Раз после полудня Старший Братец решил наведаться в Ламбет, в знакомые места. Поровнявшись с домом на Питер-стрит, я безотчетно двинулась к подъезду, словно еще жила там с матерью; мысль о том, что, будь она жива, она не узнала бы меня вовсе, доставила мне странное удовольствие. И в жизни, и в смерти я была ей чужой. Отыскав ее могилу на кладбище для неимущих около Сент-Джорджс-сёркес, я встала на колени и приняла позу, которая в театре называется «ужас на ужасе сидит». «Я все переменила, — прошептала я ей. — Если ты меня видишь из-под кучи пепла, ты понимаешь, о чем я.
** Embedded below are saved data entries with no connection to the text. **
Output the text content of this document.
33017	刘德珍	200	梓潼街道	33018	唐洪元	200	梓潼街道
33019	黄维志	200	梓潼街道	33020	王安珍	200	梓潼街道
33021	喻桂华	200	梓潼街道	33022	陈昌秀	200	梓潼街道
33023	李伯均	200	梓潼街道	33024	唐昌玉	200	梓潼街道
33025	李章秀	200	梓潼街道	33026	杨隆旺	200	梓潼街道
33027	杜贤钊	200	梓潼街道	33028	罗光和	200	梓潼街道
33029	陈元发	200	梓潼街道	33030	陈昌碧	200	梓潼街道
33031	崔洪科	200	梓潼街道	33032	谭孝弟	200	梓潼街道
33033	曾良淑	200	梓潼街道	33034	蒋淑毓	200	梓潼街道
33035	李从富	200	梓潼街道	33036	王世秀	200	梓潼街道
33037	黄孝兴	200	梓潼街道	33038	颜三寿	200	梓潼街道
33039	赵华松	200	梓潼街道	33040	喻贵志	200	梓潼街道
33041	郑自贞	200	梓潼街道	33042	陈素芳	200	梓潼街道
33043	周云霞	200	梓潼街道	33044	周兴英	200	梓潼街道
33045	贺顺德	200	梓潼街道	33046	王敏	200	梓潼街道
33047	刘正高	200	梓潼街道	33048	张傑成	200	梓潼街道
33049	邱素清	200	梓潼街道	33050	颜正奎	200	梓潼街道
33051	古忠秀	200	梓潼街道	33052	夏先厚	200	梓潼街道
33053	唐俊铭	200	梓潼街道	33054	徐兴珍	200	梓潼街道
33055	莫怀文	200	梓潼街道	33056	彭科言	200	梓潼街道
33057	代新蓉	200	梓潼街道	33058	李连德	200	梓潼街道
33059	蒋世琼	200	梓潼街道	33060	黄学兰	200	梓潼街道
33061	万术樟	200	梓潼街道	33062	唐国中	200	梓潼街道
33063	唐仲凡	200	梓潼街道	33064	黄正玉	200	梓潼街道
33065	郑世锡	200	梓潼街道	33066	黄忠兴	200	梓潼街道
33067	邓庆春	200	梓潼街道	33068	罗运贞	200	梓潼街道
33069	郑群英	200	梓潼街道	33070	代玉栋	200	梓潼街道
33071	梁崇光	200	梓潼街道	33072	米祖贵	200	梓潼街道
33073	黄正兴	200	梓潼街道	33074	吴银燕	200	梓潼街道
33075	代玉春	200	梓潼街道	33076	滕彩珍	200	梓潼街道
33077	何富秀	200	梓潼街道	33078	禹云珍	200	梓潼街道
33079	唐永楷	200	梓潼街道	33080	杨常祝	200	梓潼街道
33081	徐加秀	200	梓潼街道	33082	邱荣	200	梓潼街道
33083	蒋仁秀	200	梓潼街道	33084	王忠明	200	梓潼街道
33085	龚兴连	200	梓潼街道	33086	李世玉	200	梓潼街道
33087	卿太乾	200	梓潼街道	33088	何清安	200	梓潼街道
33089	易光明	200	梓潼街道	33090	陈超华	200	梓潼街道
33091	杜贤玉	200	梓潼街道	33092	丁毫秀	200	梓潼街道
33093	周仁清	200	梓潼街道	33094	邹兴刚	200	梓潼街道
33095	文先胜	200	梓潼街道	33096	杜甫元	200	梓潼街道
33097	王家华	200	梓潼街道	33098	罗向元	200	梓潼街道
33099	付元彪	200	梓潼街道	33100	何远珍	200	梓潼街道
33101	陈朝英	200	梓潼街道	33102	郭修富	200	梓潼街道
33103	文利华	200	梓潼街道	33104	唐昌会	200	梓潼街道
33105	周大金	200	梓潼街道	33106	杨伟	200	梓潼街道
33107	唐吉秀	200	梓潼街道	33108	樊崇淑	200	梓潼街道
Помнишь старую песню, мама?» Думаю, она не прочь была бы услышать какой-нибудь из ее гимнов и утащить меня в свой проклятый мирок; так что назло ей я затянула бесшабашную пьяную песню, которую слышала в зале «Угольная яма» на Стрэнде:
Ко мне придет с веревкой он,Придет с веревкой он,Ко мне придет с веревкой он,Ведь так велит закон.И я надену балахон,Проклятье!Ко мне придет он, чтоб сказать,Придет он, чтоб сказать,Ко мне придет он, чтоб сказать,Куда башку девать.На гимны ваши мне плевать,Проклятье!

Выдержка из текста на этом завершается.